Sheffield, In the middle of the Antarctic winter, temperatures rose dramatically by up to 28°C above average in July and August 2024, staying high for more than two weeks. This was not an isolated event, but a rare atmospheric disturbance, amplified by human-caused climate change, offering a glimpse of what could become more common in the decades ahead.
A recent study showed that the Antarctica heatwave was not simply unusual weather, but a clear shift: extreme warming is no longer confined to traditionally vulnerable regions. The heatwave unfolded with a weakening of the Antarctic polar vortex, allowing unusual warming in the stratosphere, where temperatures rose by more than 15°C.
A persistent high-pressure system developed over East Antarctica, opening a pathway for a long, narrow plume of warm, moisture-rich air to move deep into the continent. This air mass transported heat from lower latitudes into the Antarctic interior – something that rarely happens in winter.
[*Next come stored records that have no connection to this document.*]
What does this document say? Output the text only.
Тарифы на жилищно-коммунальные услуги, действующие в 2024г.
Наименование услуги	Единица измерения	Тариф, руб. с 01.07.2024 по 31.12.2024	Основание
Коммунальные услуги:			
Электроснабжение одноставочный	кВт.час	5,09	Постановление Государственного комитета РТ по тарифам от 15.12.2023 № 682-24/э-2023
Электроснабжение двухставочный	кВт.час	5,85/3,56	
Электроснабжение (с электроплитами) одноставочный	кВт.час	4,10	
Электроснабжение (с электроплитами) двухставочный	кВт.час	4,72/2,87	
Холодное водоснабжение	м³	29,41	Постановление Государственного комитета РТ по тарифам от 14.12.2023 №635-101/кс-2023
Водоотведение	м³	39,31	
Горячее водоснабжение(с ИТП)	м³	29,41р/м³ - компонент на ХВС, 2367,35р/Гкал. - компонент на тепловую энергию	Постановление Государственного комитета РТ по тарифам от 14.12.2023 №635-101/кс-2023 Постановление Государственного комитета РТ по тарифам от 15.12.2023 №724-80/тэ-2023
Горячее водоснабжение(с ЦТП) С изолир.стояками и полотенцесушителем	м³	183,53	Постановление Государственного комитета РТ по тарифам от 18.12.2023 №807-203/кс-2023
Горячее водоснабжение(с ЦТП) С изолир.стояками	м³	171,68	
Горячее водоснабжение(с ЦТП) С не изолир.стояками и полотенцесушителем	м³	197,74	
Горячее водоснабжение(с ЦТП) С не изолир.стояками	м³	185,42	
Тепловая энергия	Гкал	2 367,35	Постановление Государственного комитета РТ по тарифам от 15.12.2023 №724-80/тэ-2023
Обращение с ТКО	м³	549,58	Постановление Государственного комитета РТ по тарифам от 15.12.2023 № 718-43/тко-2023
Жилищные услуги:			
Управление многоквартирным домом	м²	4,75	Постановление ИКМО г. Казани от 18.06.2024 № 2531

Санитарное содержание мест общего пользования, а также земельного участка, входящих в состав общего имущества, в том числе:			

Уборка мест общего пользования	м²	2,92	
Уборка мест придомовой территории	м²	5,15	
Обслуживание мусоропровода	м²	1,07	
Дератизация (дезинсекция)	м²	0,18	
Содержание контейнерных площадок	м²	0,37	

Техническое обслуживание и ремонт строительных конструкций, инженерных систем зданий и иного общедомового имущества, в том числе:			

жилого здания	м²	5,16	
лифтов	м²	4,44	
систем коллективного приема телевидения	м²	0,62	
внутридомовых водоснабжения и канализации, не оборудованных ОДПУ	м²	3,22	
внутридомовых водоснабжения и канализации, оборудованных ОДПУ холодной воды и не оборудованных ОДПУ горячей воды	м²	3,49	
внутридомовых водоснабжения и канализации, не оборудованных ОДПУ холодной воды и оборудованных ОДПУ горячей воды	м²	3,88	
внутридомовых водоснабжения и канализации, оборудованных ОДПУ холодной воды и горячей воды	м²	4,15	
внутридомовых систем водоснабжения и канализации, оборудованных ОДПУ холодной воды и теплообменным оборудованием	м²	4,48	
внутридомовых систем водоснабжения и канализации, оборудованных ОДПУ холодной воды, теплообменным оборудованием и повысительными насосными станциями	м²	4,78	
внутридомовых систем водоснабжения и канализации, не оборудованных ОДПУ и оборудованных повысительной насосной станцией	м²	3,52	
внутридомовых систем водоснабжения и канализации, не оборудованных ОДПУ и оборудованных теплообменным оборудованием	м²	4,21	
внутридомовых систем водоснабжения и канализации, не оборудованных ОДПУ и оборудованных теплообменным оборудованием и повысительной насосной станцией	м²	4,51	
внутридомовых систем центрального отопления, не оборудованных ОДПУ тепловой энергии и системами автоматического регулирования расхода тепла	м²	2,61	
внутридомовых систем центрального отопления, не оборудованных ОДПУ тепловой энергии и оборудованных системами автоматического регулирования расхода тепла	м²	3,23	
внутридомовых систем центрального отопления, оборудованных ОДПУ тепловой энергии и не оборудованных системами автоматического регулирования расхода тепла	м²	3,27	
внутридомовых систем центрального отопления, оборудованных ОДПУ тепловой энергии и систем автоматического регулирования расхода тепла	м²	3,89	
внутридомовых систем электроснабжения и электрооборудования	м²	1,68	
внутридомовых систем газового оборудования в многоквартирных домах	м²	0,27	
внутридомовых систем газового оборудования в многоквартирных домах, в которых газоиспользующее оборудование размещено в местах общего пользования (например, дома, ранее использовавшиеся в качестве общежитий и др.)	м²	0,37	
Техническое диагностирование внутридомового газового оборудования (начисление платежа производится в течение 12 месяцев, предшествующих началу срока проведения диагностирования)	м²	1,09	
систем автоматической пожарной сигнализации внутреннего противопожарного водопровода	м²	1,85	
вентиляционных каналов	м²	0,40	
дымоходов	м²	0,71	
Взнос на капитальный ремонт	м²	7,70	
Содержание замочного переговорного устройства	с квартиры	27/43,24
Our analysis, using computer simulations to compare today's climate with a world without human influence, shows climate change made the 2024 winter heatwave both stronger and more likely. Such extreme weather would have been exceptionally rare in the past, but today it is already significantly more likely – and could become up to 20 times more frequent by the end of the century under high emissions.
A heatwave in Antarctica might seem remote from everyday life, but what happens there has global consequences. Antarctica holds most of the world's freshwater, locked in vast ice sheets. Even short-lived warming events can influence snowfall, surface melt and the stability of floating ice shelves that hold back glaciers.